I just got my new horse 5 days ago. 16 yo Rocky Mountain Horse. Former endurance horse that hasn't done much in the last year. He moved from a quiet, beautiful pasture with two mule friends on the property of his owner, to a mare motel stall in boarding facility that has probably 100 horses. The vet, farrier, and horse hauler all raved about how quiet and easy going he was. When I rode him it was literally during a storm, he had not been ridden in a year, and he was amazing for everything.

Currently my 16 year old, "been there, done that" rock solid trail horse, is very spooky, at what seems to me to be nothing, when being lead around and just seems insecure and unhappy. He stares out the back of his stall (he has a million dollar California hillside view of the pasture.)

I am currently feeling that I have ruined his life and have the opposite of what I wanted, and is a spooky horse that isn't going to be my go anywhere pal. :( (ok, I might be feeling sorry for myself)

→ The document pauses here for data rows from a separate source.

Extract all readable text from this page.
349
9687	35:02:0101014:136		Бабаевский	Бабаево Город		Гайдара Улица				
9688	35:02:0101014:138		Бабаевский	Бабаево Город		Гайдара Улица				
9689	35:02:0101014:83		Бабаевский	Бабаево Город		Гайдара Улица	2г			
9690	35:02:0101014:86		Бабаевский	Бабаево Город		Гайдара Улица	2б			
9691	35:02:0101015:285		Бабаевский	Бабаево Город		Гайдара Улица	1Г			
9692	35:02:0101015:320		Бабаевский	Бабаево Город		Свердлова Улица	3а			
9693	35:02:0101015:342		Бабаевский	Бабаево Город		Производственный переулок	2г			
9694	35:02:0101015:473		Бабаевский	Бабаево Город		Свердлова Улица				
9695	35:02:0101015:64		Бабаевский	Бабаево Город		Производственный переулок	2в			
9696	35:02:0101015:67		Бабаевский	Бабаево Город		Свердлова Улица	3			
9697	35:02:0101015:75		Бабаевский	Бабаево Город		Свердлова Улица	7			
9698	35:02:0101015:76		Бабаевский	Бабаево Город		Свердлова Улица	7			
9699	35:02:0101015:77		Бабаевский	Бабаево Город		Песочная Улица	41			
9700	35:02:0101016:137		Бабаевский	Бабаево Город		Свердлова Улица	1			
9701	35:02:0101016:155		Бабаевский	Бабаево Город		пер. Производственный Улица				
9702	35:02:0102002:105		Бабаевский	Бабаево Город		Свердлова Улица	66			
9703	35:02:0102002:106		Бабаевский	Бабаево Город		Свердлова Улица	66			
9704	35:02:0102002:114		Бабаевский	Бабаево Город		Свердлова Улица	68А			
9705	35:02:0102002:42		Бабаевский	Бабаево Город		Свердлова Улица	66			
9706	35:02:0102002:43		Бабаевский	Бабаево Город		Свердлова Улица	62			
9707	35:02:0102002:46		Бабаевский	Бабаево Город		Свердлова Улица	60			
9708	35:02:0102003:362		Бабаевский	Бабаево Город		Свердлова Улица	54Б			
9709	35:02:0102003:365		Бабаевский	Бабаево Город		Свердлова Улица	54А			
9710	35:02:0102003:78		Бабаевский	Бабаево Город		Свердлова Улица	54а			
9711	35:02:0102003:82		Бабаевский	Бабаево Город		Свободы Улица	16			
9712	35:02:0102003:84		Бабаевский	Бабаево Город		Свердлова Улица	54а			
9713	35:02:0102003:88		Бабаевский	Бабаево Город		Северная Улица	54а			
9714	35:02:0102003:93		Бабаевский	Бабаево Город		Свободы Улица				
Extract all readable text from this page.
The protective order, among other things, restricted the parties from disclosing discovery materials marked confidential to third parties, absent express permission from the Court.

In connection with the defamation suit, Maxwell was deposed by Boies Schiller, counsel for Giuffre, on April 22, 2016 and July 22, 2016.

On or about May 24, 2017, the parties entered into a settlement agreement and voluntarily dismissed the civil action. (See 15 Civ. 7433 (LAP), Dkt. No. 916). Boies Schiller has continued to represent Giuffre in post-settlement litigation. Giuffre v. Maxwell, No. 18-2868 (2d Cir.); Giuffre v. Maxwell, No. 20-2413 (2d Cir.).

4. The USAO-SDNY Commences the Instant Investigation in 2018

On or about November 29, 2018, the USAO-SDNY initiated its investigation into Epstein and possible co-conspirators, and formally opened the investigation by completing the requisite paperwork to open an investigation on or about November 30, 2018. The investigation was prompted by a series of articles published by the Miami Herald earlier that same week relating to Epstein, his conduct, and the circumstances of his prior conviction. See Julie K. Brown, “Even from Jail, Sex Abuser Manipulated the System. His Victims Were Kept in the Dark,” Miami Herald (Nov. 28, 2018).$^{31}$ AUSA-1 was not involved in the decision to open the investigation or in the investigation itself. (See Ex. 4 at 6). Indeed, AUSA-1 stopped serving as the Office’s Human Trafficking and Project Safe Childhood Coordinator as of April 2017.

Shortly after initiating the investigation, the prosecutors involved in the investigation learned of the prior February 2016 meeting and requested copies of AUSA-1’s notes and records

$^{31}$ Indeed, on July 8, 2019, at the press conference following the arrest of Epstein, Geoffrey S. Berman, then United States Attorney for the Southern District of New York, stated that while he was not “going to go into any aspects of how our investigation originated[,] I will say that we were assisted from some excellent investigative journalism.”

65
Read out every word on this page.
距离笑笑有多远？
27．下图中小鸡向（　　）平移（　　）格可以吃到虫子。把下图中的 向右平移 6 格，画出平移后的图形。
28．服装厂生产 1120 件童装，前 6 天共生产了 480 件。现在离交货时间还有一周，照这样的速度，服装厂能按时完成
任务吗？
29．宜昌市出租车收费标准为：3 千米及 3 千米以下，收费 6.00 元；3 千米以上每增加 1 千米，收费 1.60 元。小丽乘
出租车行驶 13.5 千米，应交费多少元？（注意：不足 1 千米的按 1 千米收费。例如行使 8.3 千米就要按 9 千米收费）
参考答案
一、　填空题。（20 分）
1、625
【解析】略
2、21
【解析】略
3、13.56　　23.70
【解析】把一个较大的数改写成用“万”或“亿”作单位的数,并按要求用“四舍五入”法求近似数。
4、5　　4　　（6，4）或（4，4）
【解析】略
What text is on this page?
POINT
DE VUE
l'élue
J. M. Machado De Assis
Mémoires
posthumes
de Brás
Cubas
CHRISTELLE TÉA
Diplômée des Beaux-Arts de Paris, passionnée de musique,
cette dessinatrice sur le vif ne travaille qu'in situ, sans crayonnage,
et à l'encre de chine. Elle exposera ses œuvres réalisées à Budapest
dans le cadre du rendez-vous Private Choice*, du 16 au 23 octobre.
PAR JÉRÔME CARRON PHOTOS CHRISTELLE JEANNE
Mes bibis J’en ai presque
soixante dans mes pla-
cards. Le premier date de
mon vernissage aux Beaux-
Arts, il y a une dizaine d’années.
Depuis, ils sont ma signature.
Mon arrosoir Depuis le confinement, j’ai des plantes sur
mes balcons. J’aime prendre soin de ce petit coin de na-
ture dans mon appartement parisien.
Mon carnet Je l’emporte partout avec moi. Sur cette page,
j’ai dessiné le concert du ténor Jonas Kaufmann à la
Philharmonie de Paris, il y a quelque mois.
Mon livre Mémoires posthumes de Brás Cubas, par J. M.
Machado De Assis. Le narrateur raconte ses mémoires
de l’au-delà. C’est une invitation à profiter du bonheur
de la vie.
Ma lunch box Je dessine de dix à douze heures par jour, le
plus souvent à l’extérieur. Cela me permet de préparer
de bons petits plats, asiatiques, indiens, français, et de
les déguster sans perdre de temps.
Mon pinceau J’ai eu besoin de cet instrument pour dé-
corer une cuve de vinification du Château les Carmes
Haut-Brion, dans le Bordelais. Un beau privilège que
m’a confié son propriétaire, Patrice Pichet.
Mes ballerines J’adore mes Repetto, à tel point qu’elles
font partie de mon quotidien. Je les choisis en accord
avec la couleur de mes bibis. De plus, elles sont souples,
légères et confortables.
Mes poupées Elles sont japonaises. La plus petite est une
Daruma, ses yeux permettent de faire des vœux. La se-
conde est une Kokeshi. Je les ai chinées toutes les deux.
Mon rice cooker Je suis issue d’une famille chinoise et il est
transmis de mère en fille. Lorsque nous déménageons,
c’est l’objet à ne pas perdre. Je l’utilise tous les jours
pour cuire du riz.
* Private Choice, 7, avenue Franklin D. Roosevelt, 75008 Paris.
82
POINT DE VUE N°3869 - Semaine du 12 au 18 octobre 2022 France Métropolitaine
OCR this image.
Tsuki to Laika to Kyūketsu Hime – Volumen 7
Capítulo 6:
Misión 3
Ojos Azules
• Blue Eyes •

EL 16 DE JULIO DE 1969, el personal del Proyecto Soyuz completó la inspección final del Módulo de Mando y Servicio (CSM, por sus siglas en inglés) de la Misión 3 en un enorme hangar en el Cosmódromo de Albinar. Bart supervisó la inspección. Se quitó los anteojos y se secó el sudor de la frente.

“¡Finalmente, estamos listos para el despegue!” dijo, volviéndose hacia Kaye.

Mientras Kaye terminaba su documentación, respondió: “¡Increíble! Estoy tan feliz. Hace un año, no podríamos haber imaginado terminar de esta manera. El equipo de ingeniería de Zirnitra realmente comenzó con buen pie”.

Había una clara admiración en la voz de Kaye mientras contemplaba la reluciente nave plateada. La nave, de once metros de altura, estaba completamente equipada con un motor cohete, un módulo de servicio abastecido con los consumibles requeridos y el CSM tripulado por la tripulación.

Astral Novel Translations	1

Here is a summary of what I have done and what has happened since we moved in:

Day 1: He came off the trailer uneventfully. The hauler said what a good guy he was for everything. I led him over to a round pen to let him stretch and roll after his 2.5 hour ride. He rolled, looked around and that was about it. I got in the pen asked him to move out and he did. Then I asked for him to speed up (he is gaited, but he trotted) and I had him change directions which is did for me. Then I asked for a canter and he did. Another direction change and then I let him walk and stop and he faced me and when I turned and walked away from me he followed me. Yay, I thought. This is what the books said should happen if I did it right. I am feeling pretty good.

I lead him back to his barn and he is looking around and nervous, not overly so, and he leads easily and respects my space.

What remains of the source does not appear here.